In Europe, governments have taken the Kyoto protocol seriously and are trying to kickstart developments in clean tech by piling public sector funds into private initiatives. "Europe has had the lead on state-funded development in this space, because there was a bigger viewpoint in the EU politically that these products were important for sustainable capitalism," said Haw. One example of this is the UK's government-funded Carbon Trust initiative, which uses its investment arm to inject money into early stage companies designed to reduce carbon emissions.

"There were no such incentives in the US," Christensen pointed out. But while some US start ups may wish for more federal support, the US government's relatively hands-off approach to funding has left more dynamic private investors to pick up the slack.

Which region is investing the most may be a moot point. In a globalised economy, the money can come from anywhere, and it's worth noting that almost a billion dollars of US clean tech VC investments went into foreign companies thi s year, including a $500m deal in the Netherlands.

But regardless of where the money comes from, the incentives for private investors on both sides of the Atlantic are increasing.

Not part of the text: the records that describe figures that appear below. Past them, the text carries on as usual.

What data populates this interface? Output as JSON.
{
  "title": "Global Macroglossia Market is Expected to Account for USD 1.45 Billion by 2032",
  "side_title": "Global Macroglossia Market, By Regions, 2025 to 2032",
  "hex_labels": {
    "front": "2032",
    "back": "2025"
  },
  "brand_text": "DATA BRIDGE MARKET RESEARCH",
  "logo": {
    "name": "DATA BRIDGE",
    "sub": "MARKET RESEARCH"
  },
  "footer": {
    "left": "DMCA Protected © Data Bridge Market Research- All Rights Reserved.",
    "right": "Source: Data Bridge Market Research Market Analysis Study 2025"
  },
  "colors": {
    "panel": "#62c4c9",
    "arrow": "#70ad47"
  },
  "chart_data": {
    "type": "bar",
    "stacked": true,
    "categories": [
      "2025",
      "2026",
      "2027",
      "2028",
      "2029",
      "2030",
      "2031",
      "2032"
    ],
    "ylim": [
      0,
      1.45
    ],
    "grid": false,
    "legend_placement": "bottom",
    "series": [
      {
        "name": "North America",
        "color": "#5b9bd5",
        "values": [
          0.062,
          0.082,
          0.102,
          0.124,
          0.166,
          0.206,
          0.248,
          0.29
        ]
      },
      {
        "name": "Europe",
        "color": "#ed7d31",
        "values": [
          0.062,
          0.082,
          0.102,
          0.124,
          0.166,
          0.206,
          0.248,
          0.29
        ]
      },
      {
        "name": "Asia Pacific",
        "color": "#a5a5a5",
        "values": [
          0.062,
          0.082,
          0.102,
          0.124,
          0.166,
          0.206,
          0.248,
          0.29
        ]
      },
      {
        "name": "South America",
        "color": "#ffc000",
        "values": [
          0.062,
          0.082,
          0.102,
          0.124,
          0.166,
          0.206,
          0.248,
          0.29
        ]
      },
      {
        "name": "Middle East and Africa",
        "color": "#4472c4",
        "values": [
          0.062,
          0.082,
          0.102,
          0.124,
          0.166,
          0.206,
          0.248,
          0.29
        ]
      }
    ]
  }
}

When oil was at $50 per barrel, the community didn't really pay much attention to the clean tech sector, said Christensen. But the price of oil has nearly doubled in the space of a year, prompting a further flurry of activity in the VC4S sector.

"Long term, this is a nice area to make money in," Christensen concluded. " There might be certain cycles where you get a bit of a bubble, because so much money is kicking in right now. But over five years, you're looking at a nice return."